Better Harness: A Recipe for Harness Hill-Climbing with Evals
The promise of automated harness optimization is compelling: point an agent at your eval suite, let it iteratively refine prompts and tools, watch scores climb. The reality is messier. Without deliberate safeguards, you end up with a harness that aces your test set but faceplants in production—classic overfitting, now with more tokens burned.
Better-Harness tackles this by treating harness optimization like model training, complete with holdout sets, behavioral tagging, and manual review gates. The core insight is sound: evals are training data for agents, and the same discipline we apply to dataset curation should apply here. But the devil lives in the implementation details, and this is where the framework gets interesting.
The eval sourcing strategy combines three channels: hand-curated examples (high signal, low volume), production trace mining (high volume, variable quality), and external datasets (broad coverage, needs heavy curation). The critical move is tagging everything by behavioral category—tool selection, multi-step reasoning, error recovery. This enables targeted experiments and meaningful holdout splits. Without tags, you're flying blind, unable to diagnose whether a harness change improved tool usage at the cost of reasoning quality.
The optimization loop itself mirrors gradient descent: run baseline, diagnose failures from traces, propose a single targeted change, validate against both new passes and existing regressions. The one-change-at-a-time constraint is crucial. When you update prompts and tools simultaneously, you lose causal attribution. Did the score jump because the new instruction clarified tool usage, or because you changed the tool's output format? You can't tell, and you can't reliably reproduce the win.
Human review acts as the second line of defense against overfitting. Automated validation catches score regressions, but it misses subtler failure modes: instructions that overfit to optimization set quirks, prompts bloated with edge-case handling that wastes tokens without improving generalization. This is where production experience matters. A senior engineer reviewing proposed changes can spot the difference between "this instruction clarifies ambiguous tool behavior" and "this instruction hardcodes a workaround for three specific eval cases."
The holdout set design deserves scrutiny. Splitting by behavioral category makes sense, but how you sample matters enormously. If your optimization set skews toward simple single-tool cases and your holdout includes complex multi-step scenarios, you're not measuring generalization—you're measuring distribution shift. The framework recommends stratified sampling, which is correct, but underspecifies how to handle category imbalance. If 60 percent of your evals are tool selection and 5 percent are error recovery, naive splitting leaves you with tiny holdout sets for rare behaviors.

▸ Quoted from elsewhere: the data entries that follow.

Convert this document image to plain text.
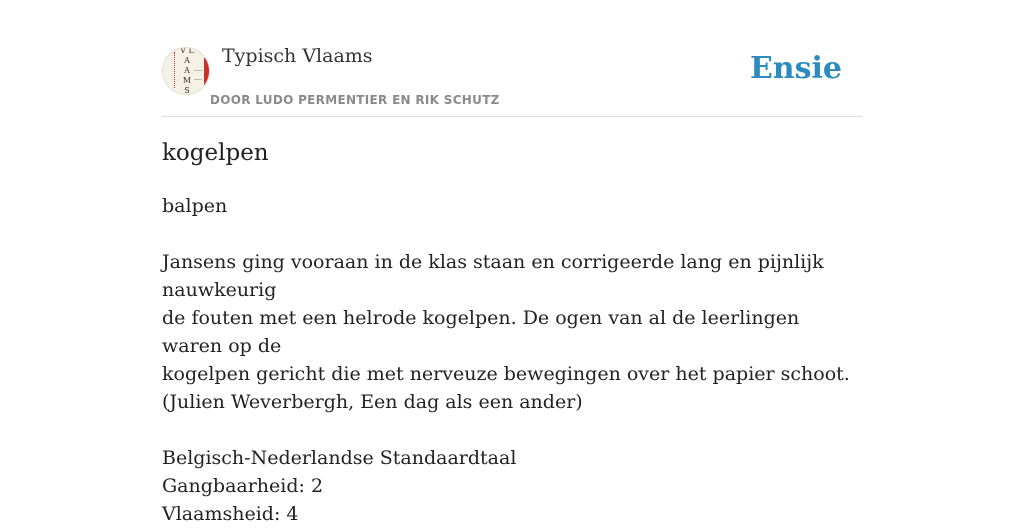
V L A A M S
Typisch Vlaams
DOOR LUDO PERMENTIER EN RIK SCHUTZ
Ensie
kogelpen

balpen

Jansens ging vooraan in de klas staan en corrigeerde lang en pijnlijk nauwkeurig

de fouten met een helrode kogelpen. De ogen van al de leerlingen waren op de

kogelpen gericht die met nerveuze bewegingen over het papier schoot.

(Julien Weverbergh, Een dag als een ander)

Belgisch-Nederlandse Standaardtaal

Gangbaarheid: 2

Vlaamsheid: 4
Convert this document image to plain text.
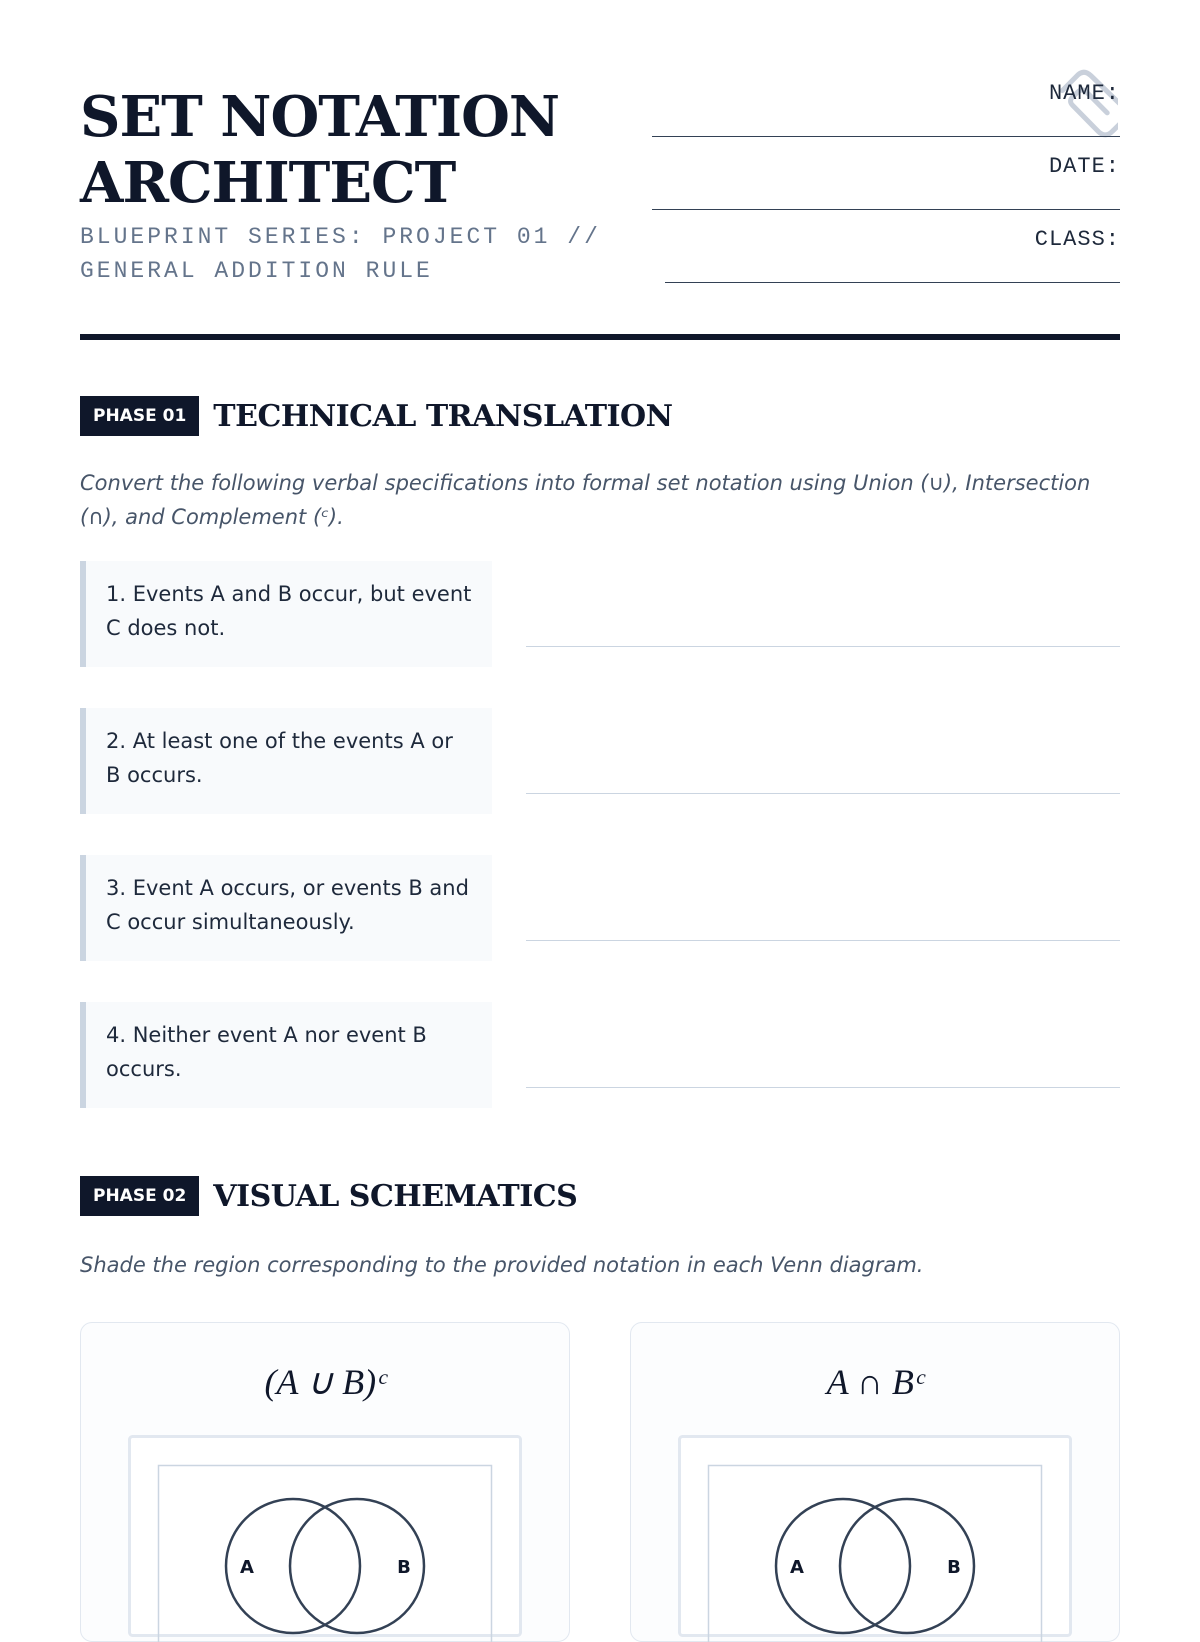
SET NOTATION
ARCHITECT

BLUEPRINT SERIES: PROJECT 01 //
GENERAL ADDITION RULE

NAME:
DATE:
CLASS:
PHASE 01 TECHNICAL TRANSLATION

Convert the following verbal specifications into formal set notation using Union (∪), Intersection (∩), and Complement (ᶜ).

1. Events A and B occur, but event C does not.
2. At least one of the events A or B occurs.
3. Event A occurs, or events B and C occur simultaneously.
4. Neither event A nor event B occurs.
PHASE 02 VISUAL SCHEMATICS

Shade the region corresponding to the provided notation in each Venn diagram.

(A ∪ B)ᶜ
A	B
A ∩ Bᶜ
A	B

The practical results—18 percent improvement on optimization sets, 12 percent on holdout—suggest the approach works, but those numbers hide important context. What's the baseline score? If you're starting at 40 percent pass rate, a 12-point gain is transformative. If you're starting at 85 percent, you're chasing diminishing returns. The cost implications also matter. Each optimization iteration burns tokens on trace analysis, change proposals, and validation runs. At scale, with expensive models and large eval suites, this adds up fast. The recommendation to use representative sampling is pragmatic, but it introduces another tuning problem: how small can you make the optimization set before the signal degrades?
The framework's emphasis on behavioral tagging and holdout discipline is its strongest contribution. Too many teams treat harness optimization as prompt tweaking without structure, iterating on vibes instead of metrics. Better-Harness formalizes the feedback loop and forces you to confront overfitting head-on. But it's not a turnkey solution. You still need to curate quality evals, design meaningful behavioral categories, and maintain human oversight. The automation handles the mechanical work of proposing and validating changes. The strategic work—deciding what behaviors matter, how to measure them, when to ship—remains firmly in human hands.